The following property implies what you want.

Let $f : X\to Y$ be a dominant morphism of integral algebraic varieties over $\mathbb C$. Suppose $[K(X): K(Y)]=n$. Then there exists a dense open subset $U$ of $Y$ such that $f^{-1}(y)$ consists in $n$ points for all $y\in U$.

Proof. The first step is to reduce to the case when $f$ is a finite morphism. One can suppose $X=\mathrm{Spec}(B)$, $Y=\mathrm{Spec}(A)$ are affine. The dominant morphism $f$ corresponds to an injective homomorphism $A\to B$. Write $$\mathrm{Frac}(B)=\mathrm{Frac}(A)[t]$$ with $t$ annihilating a polynomial $P(T)\in K(Y)[T]$ of degree $n$ (theorem of primitive element).
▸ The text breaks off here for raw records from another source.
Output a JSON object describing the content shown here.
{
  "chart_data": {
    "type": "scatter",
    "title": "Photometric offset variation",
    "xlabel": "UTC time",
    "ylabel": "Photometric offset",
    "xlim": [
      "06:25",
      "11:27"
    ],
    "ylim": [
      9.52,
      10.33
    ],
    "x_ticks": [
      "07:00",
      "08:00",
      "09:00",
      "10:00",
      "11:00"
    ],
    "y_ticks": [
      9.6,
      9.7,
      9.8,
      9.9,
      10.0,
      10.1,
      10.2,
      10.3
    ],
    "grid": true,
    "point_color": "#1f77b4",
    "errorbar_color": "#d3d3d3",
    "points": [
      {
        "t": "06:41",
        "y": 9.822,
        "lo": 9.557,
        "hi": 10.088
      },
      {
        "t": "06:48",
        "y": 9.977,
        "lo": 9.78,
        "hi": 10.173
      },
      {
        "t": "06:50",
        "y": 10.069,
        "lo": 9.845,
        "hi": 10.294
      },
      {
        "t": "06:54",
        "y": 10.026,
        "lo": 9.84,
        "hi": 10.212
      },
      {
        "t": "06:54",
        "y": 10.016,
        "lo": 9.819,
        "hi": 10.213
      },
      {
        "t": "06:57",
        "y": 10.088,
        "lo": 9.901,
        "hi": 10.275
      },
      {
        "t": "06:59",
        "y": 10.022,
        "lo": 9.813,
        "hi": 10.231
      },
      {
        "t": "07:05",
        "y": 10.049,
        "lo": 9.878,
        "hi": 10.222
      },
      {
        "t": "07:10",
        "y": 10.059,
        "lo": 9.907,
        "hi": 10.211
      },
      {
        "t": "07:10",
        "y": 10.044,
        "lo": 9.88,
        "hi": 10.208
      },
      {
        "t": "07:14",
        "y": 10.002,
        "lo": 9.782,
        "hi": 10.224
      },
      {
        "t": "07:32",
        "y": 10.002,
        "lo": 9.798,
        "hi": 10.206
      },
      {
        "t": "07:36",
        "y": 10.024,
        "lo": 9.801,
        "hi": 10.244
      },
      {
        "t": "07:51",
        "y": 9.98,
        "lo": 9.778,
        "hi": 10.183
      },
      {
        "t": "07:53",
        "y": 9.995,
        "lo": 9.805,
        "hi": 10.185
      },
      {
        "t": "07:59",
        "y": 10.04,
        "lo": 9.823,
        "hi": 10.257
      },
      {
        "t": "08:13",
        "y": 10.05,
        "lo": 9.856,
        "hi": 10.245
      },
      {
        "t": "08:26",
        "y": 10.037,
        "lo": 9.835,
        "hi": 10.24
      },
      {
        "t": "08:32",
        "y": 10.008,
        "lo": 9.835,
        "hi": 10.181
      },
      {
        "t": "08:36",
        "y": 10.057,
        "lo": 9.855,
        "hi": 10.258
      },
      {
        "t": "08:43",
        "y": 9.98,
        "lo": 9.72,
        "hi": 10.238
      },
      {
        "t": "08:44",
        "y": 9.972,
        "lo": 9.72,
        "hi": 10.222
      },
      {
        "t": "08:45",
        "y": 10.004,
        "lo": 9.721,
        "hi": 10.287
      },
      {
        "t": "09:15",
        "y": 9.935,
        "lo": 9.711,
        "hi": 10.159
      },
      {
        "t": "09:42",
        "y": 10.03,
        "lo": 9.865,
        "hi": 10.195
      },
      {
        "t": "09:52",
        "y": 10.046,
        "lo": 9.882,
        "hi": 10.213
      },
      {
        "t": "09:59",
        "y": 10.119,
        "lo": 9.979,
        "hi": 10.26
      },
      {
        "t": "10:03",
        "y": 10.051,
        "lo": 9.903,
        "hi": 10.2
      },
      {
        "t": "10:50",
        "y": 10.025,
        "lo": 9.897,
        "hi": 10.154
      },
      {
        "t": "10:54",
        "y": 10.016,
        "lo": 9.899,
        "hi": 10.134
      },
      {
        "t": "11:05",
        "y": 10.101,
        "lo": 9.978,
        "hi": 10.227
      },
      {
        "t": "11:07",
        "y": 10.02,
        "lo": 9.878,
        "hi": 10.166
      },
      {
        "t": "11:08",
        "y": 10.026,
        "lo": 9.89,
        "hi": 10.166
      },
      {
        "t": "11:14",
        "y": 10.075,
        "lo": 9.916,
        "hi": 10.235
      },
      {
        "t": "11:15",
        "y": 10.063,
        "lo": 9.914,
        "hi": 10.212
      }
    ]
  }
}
Replacing $A$ by a localization $A_a$ (geometrically, replace $Y$ by a principal open subset and $X$ by the pre-image of this principal open subset), the element $t$ becomes integral over $A$. As $B$ is a finitely generated algebra over $A$, localizing further $A$, we can suppose $$A\subseteq B\subseteq A[t]$$ (because each element of $B$ belongs to some $A_a[t]$, it is enough to invert a common denominator for a system of generators of $B$ over $A$). As $B$ and $A[t]$ have the same field of fractions and $B$ is finite over $A$, it is easy to see that localizing again $A$, we find $$B=A[t]=A[T]/(P(T)).$$ Now we are almost done. The discriminant $\Delta\in A$ of $P(T)$ belongs to $A$ (we may need to localize $A$ for this) and is non-zero because $P(T)$ is separable in $\mathrm{Frac}(A)[T]$. Let $U$ be the principal open subset $D(\Delta)\subseteq Y$. Then for any $y\in Y$, the fiber $f^{-1}(y)$ is given by the algebra $k(y)[T]/(\bar{P}(T))$ where $k(y)=\mathbb C$ denotes the residue field at $y$ and $\bar{P}(T)\in k(y)[T]$ is the canonical image of $P(T)$. Its discriminant is $\Delta(y)\ne 0$, so it has $n$ (distinct) roots.

Remark. The statement remains true if $Y$ is any integral scheme, $f$ is of finite type, and the extension $K(X)/K(Y)$ is finite separable. But in conclusion, $n$ is the number of points in the geometric fiber $X_{\bar{y}}=(f^{-1}(y))_{\overline{k(y)}}$. The proof is exactly the same. Without the separability hypothesis, the conclusion is for all $y\in U$, $X_y$ is given by a finite $k(y)$-algebra of vector dimension $n$.